Dann würden die Haushaltsausgaben stark eingeschränkt. Wie wir das aus der Vergangenheit kennen, könnten Haushaltssperren drohen – mit negativen Auswirkungen auch auf die Wirtschaft. Sollte es einem Präsidenten Trump gelingen, doch noch mehr Schulden aufzunehmen, würde sich der Weg der USA zum globalen Schuldenkönig noch beschleunigen – mit enormen Risiken (auch hier noch einmal erläutert). 

Künstliche Intelligenz: Das Megathema könnte aufgrund der günstigen Voraussetzungen und der enormen Möglichkeiten für KI-Anwendungen durchwirken und den Trump‘schen „Branchenkanon“ durcheinanderbringen.
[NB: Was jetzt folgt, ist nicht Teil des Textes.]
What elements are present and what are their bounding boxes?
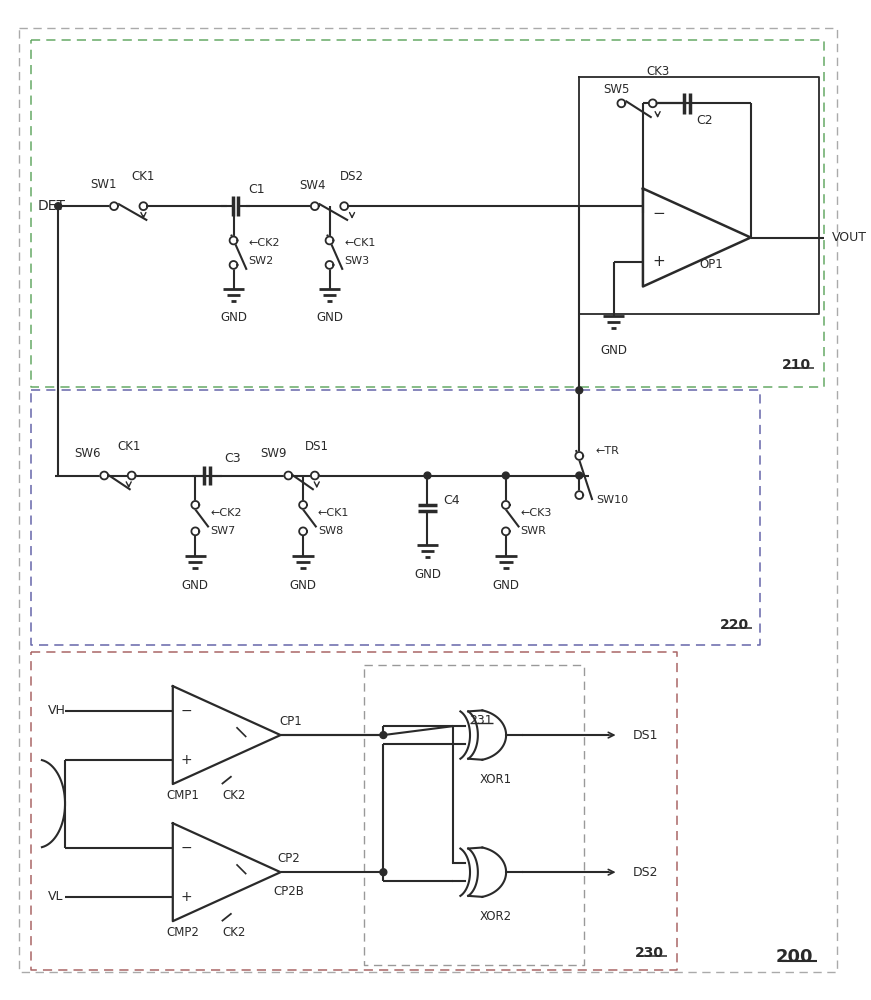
Text: GND: GND — [414, 568, 441, 581]
Text: −: − — [180, 841, 192, 855]
Text: DS2: DS2 — [340, 170, 364, 183]
Polygon shape — [100, 472, 108, 479]
Text: −: − — [652, 206, 665, 221]
Text: CMP1: CMP1 — [166, 789, 199, 802]
Text: SW5: SW5 — [604, 83, 630, 96]
Text: XOR2: XOR2 — [480, 910, 512, 923]
Text: GND: GND — [600, 344, 627, 357]
Polygon shape — [110, 202, 118, 210]
Polygon shape — [502, 501, 510, 509]
Polygon shape — [128, 472, 136, 479]
Text: ←CK3: ←CK3 — [521, 508, 552, 518]
Polygon shape — [341, 202, 348, 210]
Polygon shape — [649, 99, 657, 107]
Polygon shape — [311, 202, 319, 210]
Text: ←CK2: ←CK2 — [210, 508, 241, 518]
Text: SW10: SW10 — [596, 495, 628, 505]
Text: ←CK1: ←CK1 — [344, 238, 375, 248]
Text: +: + — [652, 254, 665, 269]
Text: SW7: SW7 — [210, 526, 235, 536]
Text: VOUT: VOUT — [832, 231, 867, 244]
Text: CMP2: CMP2 — [166, 926, 199, 939]
Polygon shape — [299, 527, 307, 535]
Text: DS1: DS1 — [633, 729, 658, 742]
Text: CP2B: CP2B — [273, 885, 304, 898]
Text: VL: VL — [49, 890, 64, 903]
Text: SWR: SWR — [521, 526, 546, 536]
Text: CK2: CK2 — [223, 926, 246, 939]
Text: +: + — [180, 753, 192, 767]
Text: C1: C1 — [248, 183, 265, 196]
Text: SW8: SW8 — [318, 526, 343, 536]
Text: CP2: CP2 — [277, 852, 300, 865]
Polygon shape — [326, 261, 334, 269]
Text: CK2: CK2 — [223, 789, 246, 802]
Text: ←TR: ←TR — [596, 446, 620, 456]
Text: 220: 220 — [719, 618, 748, 632]
Text: GND: GND — [289, 579, 316, 592]
Polygon shape — [576, 472, 583, 479]
Polygon shape — [192, 501, 199, 509]
Polygon shape — [230, 237, 238, 244]
Text: ←CK2: ←CK2 — [248, 238, 280, 248]
Text: DS2: DS2 — [633, 866, 658, 879]
Polygon shape — [139, 202, 147, 210]
Text: −: − — [180, 704, 192, 718]
Polygon shape — [503, 472, 510, 479]
Polygon shape — [424, 472, 431, 479]
Polygon shape — [311, 472, 319, 479]
Text: SW2: SW2 — [248, 256, 273, 266]
Text: SW3: SW3 — [344, 256, 369, 266]
Text: GND: GND — [492, 579, 519, 592]
Text: SW1: SW1 — [90, 178, 117, 191]
Text: CK1: CK1 — [117, 440, 140, 453]
Text: 230: 230 — [635, 946, 665, 960]
Text: SW9: SW9 — [260, 447, 287, 460]
Text: CP1: CP1 — [279, 715, 301, 728]
Text: GND: GND — [316, 311, 343, 324]
Text: SW4: SW4 — [300, 179, 326, 192]
Polygon shape — [618, 99, 625, 107]
Polygon shape — [576, 387, 583, 394]
Text: VH: VH — [49, 704, 66, 717]
Text: DET: DET — [37, 199, 65, 213]
Text: ←CK1: ←CK1 — [318, 508, 349, 518]
Polygon shape — [285, 472, 293, 479]
Text: C2: C2 — [696, 114, 713, 127]
Text: CK1: CK1 — [132, 170, 155, 183]
Polygon shape — [576, 452, 584, 460]
Polygon shape — [380, 732, 387, 738]
Polygon shape — [576, 491, 584, 499]
Polygon shape — [326, 237, 334, 244]
Polygon shape — [380, 869, 387, 876]
Polygon shape — [55, 203, 62, 210]
Text: C4: C4 — [443, 493, 460, 506]
Text: XOR1: XOR1 — [480, 773, 512, 786]
Text: DS1: DS1 — [305, 440, 328, 453]
Text: GND: GND — [182, 579, 209, 592]
Polygon shape — [299, 501, 307, 509]
Text: SW6: SW6 — [74, 447, 101, 460]
Text: OP1: OP1 — [699, 258, 724, 271]
Text: CK3: CK3 — [646, 65, 669, 78]
Text: 210: 210 — [782, 358, 811, 372]
Polygon shape — [230, 261, 238, 269]
Text: C3: C3 — [225, 452, 241, 465]
Text: +: + — [180, 890, 192, 904]
Polygon shape — [502, 527, 510, 535]
Polygon shape — [192, 527, 199, 535]
Text: 200: 200 — [776, 948, 814, 966]
Text: GND: GND — [220, 311, 247, 324]
Text: 231: 231 — [469, 714, 493, 727]
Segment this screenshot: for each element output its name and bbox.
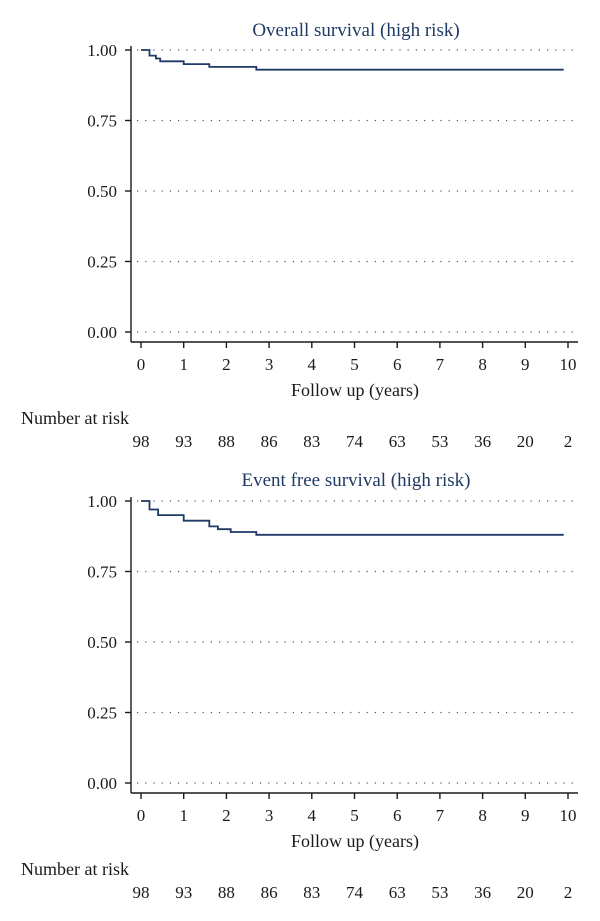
x-tick-label: 5: [350, 355, 359, 374]
x-tick-label: 7: [436, 355, 445, 374]
x-tick-label: 1: [179, 806, 188, 825]
number-at-risk-value: 88: [218, 432, 235, 451]
number-at-risk-value: 93: [175, 883, 192, 902]
x-tick-label: 4: [308, 355, 317, 374]
x-tick-label: 3: [265, 806, 274, 825]
number-at-risk-value: 2: [564, 432, 573, 451]
number-at-risk-title: Number at risk: [21, 859, 129, 879]
y-tick-label: 0.00: [87, 774, 117, 793]
y-tick-label: 0.25: [87, 253, 117, 272]
number-at-risk-value: 63: [389, 432, 406, 451]
y-tick-label: 0.50: [87, 633, 117, 652]
x-tick-label: 2: [222, 806, 231, 825]
x-tick-label: 4: [308, 806, 317, 825]
number-at-risk-value: 98: [133, 432, 150, 451]
chart-title: Event free survival (high risk): [242, 470, 471, 491]
x-axis-label: Follow up (years): [291, 380, 419, 401]
x-tick-label: 0: [137, 806, 146, 825]
x-tick-label: 10: [560, 806, 577, 825]
x-tick-label: 2: [222, 355, 231, 374]
chart-title: Overall survival (high risk): [252, 20, 459, 41]
x-tick-label: 10: [560, 355, 577, 374]
x-tick-label: 6: [393, 806, 402, 825]
number-at-risk-value: 36: [474, 432, 491, 451]
number-at-risk-value: 83: [303, 883, 320, 902]
x-tick-label: 0: [137, 355, 146, 374]
number-at-risk-value: 36: [474, 883, 491, 902]
y-tick-label: 0.75: [87, 112, 117, 131]
x-tick-label: 8: [478, 355, 487, 374]
number-at-risk-value: 88: [218, 883, 235, 902]
x-axis-label: Follow up (years): [291, 831, 419, 852]
number-at-risk-value: 93: [175, 432, 192, 451]
number-at-risk-value: 20: [517, 432, 534, 451]
x-tick-label: 6: [393, 355, 402, 374]
x-tick-label: 9: [521, 806, 530, 825]
y-tick-label: 1.00: [87, 41, 117, 60]
number-at-risk-value: 53: [431, 883, 448, 902]
number-at-risk-value: 86: [261, 883, 278, 902]
number-at-risk-value: 83: [303, 432, 320, 451]
number-at-risk-value: 63: [389, 883, 406, 902]
x-tick-label: 9: [521, 355, 530, 374]
x-tick-label: 8: [478, 806, 487, 825]
number-at-risk-value: 74: [346, 432, 364, 451]
y-tick-label: 0.25: [87, 704, 117, 723]
y-tick-label: 0.50: [87, 182, 117, 201]
survival-curve-line: [141, 49, 564, 71]
event-free-survival-panel: Event free survival (high risk) 0.00 0.25 0…: [21, 470, 578, 902]
x-tick-label: 3: [265, 355, 274, 374]
overall-survival-panel: Overall survival (high risk) 0.00 0.25 0.50…: [21, 20, 578, 451]
number-at-risk-value: 20: [517, 883, 534, 902]
x-tick-label: 5: [350, 806, 359, 825]
number-at-risk-value: 98: [133, 883, 150, 902]
y-tick-label: 0.00: [87, 323, 117, 342]
number-at-risk-value: 53: [431, 432, 448, 451]
x-tick-label: 1: [179, 355, 188, 374]
number-at-risk-value: 86: [261, 432, 278, 451]
number-at-risk-title: Number at risk: [21, 408, 129, 428]
y-tick-label: 1.00: [87, 492, 117, 511]
number-at-risk-value: 74: [346, 883, 364, 902]
x-tick-label: 7: [436, 806, 445, 825]
y-tick-label: 0.75: [87, 563, 117, 582]
number-at-risk-value: 2: [564, 883, 573, 902]
survival-curve-line: [141, 500, 564, 536]
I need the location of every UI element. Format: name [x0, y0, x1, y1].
Gerade mit Themenfonds könnten sich die Investmentchancen von KI nach wie vor nutzen lassen.

Das Fazit

Nimmt man Trumps eigenes – eher simples – wirtschaftliches Weltbild als Maßstab für die Anpassung von Fondsportfolios im Falle seiner Wiederwahl, könnte alles ganz einfach aussehen: Taktisch schon vor der Inauguration im kommenden Januar verstärkt auf US-Aktien setzen. Im Rahmen von US-Länderfonds oder Fonds, die ihre Allokation in US-Aktien flexibel erhöhen können. Zudem böten sich gezielte Investitionen mit Branchenfondslösungen an, die auf den von Trump bevorzugten Branchenmix setzen. Zumindest kurz- bis mittelfristig könnte das – so wäre die Hoffnung – die Partizipation von Anlageportfolios an den von den ersten Entscheidungen des dann neuen Präsidenten im Amt ausgelösten wirtschaftlichen Effekten erhöhen.

Doch Vorsicht ist geboten. Denn nicht alle wirtschaftlichen Ideen Trumps müssen langfristig erfolgreich sein. Sich allein auf dieses Szenario einzustellen, könnte sich als kurzsichtig erweisen. Bei einer Wahl Trumps gilt es also, sehr klar zwischen womöglich kurzfristig-taktischen und langfristigen Anlagechancen zu unterscheiden. Auf jeden Fall dürfte sich lohnen, die globale wirtschaftliche Entwicklung sowie Zins- und Wechselkursentwicklungen im Blick zu behalten, um rechtzeitig zu erkennen, welches Kalkül einer Trump’schen Wirtschaftspolitik womöglich etwas länger trägt und welche der angestoßenen Entwicklungen sich als Strohfeuer erweisen.